SANSA plans to establish a new satellite development programme for an optical satellite mission that would be developed in collaboration with other African partners to form a constellation. This effort will use the lessons learned while developing the ZACube satellites that were launched in previous years.

 


Space Operations provides support for space launches by Europe and the United States of America, and SANSA remains the only space agency that provides these services over Africa.

“We undertake a significant number of launch-support activities, such as issuing commands for separation of the upper stages, ejecting satellites into orbit, switching on the satellites for the client, and in-orbit testing of the satellites. All of these are businesses within SANSA,” says Munsami.

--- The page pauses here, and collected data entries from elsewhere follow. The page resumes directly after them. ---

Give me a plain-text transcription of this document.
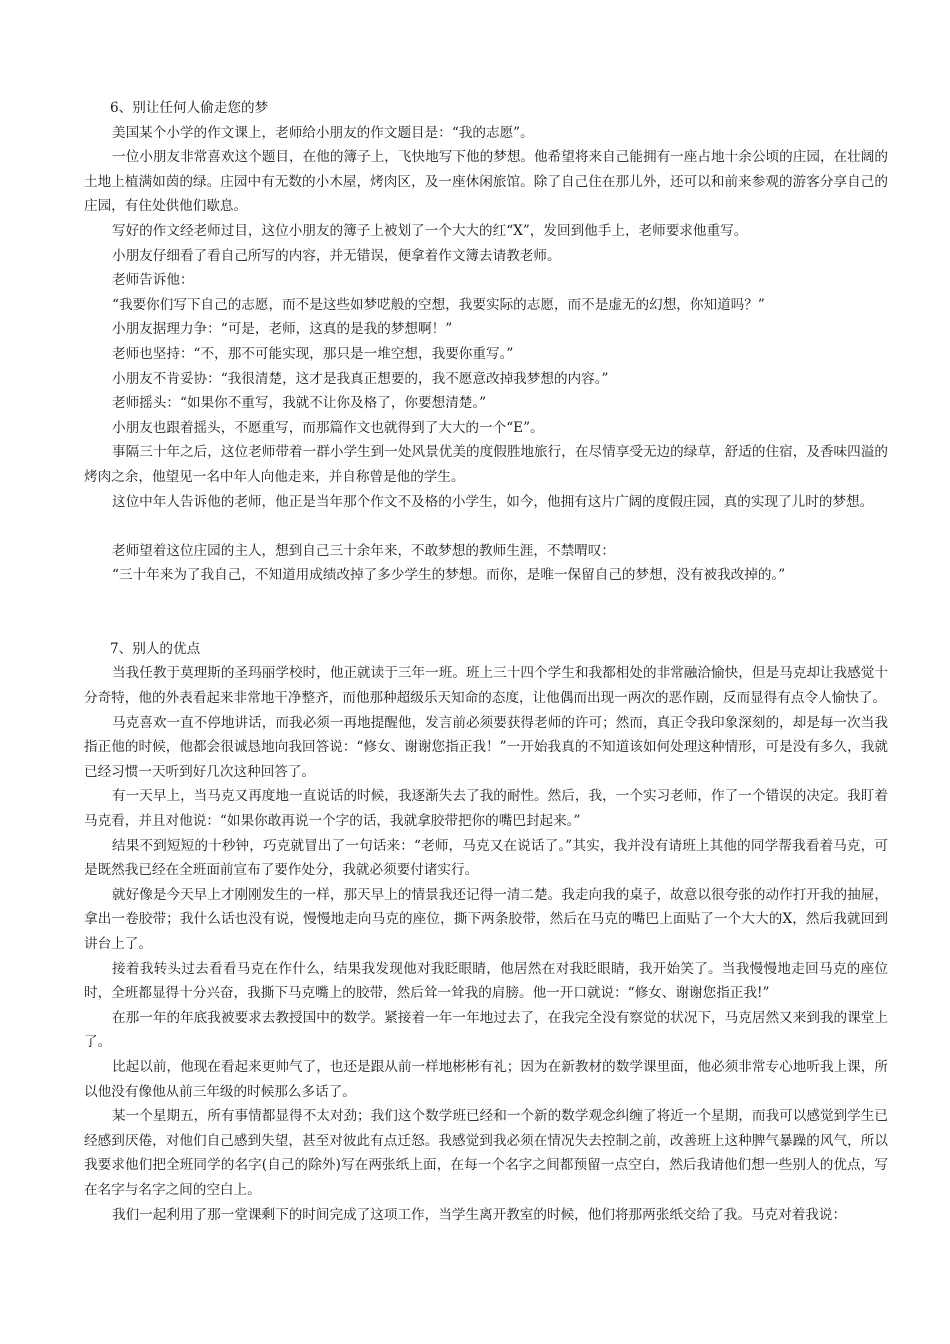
6、别让任何人偷走您的梦

美国某个小学的作文课上，老师给小朋友的作文题目是：“我的志愿”。

一位小朋友非常喜欢这个题目，在他的簿子上，飞快地写下他的梦想。他希望将来自己能拥有一座占地十余公顷的庄园，在壮阔的土地上植满如茵的绿。庄园中有无数的小木屋，烤肉区，及一座休闲旅馆。除了自己住在那儿外，还可以和前来参观的游客分享自己的庄园，有住处供他们歇息。

写好的作文经老师过目，这位小朋友的簿子上被划了一个大大的红“X”，发回到他手上，老师要求他重写。

小朋友仔细看了看自己所写的内容，并无错误，便拿着作文簿去请教老师。

老师告诉他：

“我要你们写下自己的志愿，而不是这些如梦呓般的空想，我要实际的志愿，而不是虚无的幻想，你知道吗？”

小朋友据理力争：“可是，老师，这真的是我的梦想啊！”

老师也坚持：“不，那不可能实现，那只是一堆空想，我要你重写。”

小朋友不肯妥协：“我很清楚，这才是我真正想要的，我不愿意改掉我梦想的内容。”

老师摇头：“如果你不重写，我就不让你及格了，你要想清楚。”

小朋友也跟着摇头，不愿重写，而那篇作文也就得到了大大的一个“E”。

事隔三十年之后，这位老师带着一群小学生到一处风景优美的度假胜地旅行，在尽情享受无边的绿草，舒适的住宿，及香味四溢的烤肉之余，他望见一名中年人向他走来，并自称曾是他的学生。

这位中年人告诉他的老师，他正是当年那个作文不及格的小学生，如今，他拥有这片广阔的度假庄园，真的实现了儿时的梦想。

老师望着这位庄园的主人，想到自己三十余年来，不敢梦想的教师生涯，不禁喟叹：

“三十年来为了我自己，不知道用成绩改掉了多少学生的梦想。而你，是唯一保留自己的梦想，没有被我改掉的。”

7、别人的优点

当我任教于莫理斯的圣玛丽学校时，他正就读于三年一班。班上三十四个学生和我都相处的非常融洽愉快，但是马克却让我感觉十分奇特，他的外表看起来非常地干净整齐，而他那种超级乐天知命的态度，让他偶而出现一两次的恶作剧，反而显得有点令人愉快了。

马克喜欢一直不停地讲话，而我必须一再地提醒他，发言前必须要获得老师的许可；然而，真正令我印象深刻的，却是每一次当我指正他的时候，他都会很诚恳地向我回答说：“修女、谢谢您指正我！”一开始我真的不知道该如何处理这种情形，可是没有多久，我就已经习惯一天听到好几次这种回答了。

有一天早上，当马克又再度地一直说话的时候，我逐渐失去了我的耐性。然后，我，一个实习老师，作了一个错误的决定。我盯着马克看，并且对他说：“如果你敢再说一个字的话，我就拿胶带把你的嘴巴封起来。”

结果不到短短的十秒钟，巧克就冒出了一句话来：“老师，马克又在说话了。”其实，我并没有请班上其他的同学帮我看着马克，可是既然我已经在全班面前宣布了要作处分，我就必须要付诸实行。

就好像是今天早上才刚刚发生的一样，那天早上的情景我还记得一清二楚。我走向我的桌子，故意以很夸张的动作打开我的抽屉，拿出一卷胶带；我什么话也没有说，慢慢地走向马克的座位，撕下两条胶带，然后在马克的嘴巴上面贴了一个大大的X，然后我就回到讲台上了。

接着我转头过去看看马克在作什么，结果我发现他对我眨眼睛，他居然在对我眨眼睛，我开始笑了。当我慢慢地走回马克的座位时，全班都显得十分兴奋，我撕下马克嘴上的胶带，然后耸一耸我的肩膀。他一开口就说：“修女、谢谢您指正我!”

在那一年的年底我被要求去教授国中的数学。紧接着一年一年地过去了，在我完全没有察觉的状况下，马克居然又来到我的课堂上了。

比起以前，他现在看起来更帅气了，也还是跟从前一样地彬彬有礼；因为在新教材的数学课里面，他必须非常专心地听我上课，所以他没有像他从前三年级的时候那么多话了。

某一个星期五，所有事情都显得不太对劲；我们这个数学班已经和一个新的数学观念纠缠了将近一个星期，而我可以感觉到学生已经感到厌倦，对他们自己感到失望，甚至对彼此有点迁怒。我感觉到我必须在情况失去控制之前，改善班上这种脾气暴躁的风气，所以我要求他们把全班同学的名字(自己的除外)写在两张纸上面，在每一个名字之间都预留一点空白，然后我请他们想一些别人的优点，写在名字与名字之间的空白上。

我们一起利用了那一堂课剩下的时间完成了这项工作，当学生离开教室的时候，他们将那两张纸交给了我。马克对着我说：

SANSA is exploring the possibility of building a new ground station for near-Earth and deep-space exploration in Matjiesfontein, in the Western Cape. This new ground station, if successful, would support NASA’s efforts to return the next man and the first woman to the Moon, and also its efforts to journey beyond to Mars.

“We are also in discussions with the Department of Telecommunications and Postal Services to develop South Africa’s very own telecommunication satellites.” SANSA plans to develop a satellite augmentation system that brings navigation errors down to within a metre.

Munsami sees this new system as an important revenue-generating opportunity to be used by private industry and the public sector, for instance in providing location services for address boxes in dense informal settlements.

Revenue generation for a more sustainable SANSA

“We have done a business case that proves that with every Rand we spend, we can recoup about R10 in benefits,” says Munsami. “So if we spend an estimated R1 billion in the next 10 years, the direct and indirect benefits would be around R10 billion.

 “Our primary vision going forward is to position ourselves for the African Space Programme to benefit all 55 countries on the continent. Our vision is taking the unique value proposition we have at SANSA to the rest of Africa.”

While SANSA’s previous strategy was largely South Africa-focused, Munsami says the next five years will be more Africa-focused. “This gives us growth opportunities for the South African space sector.”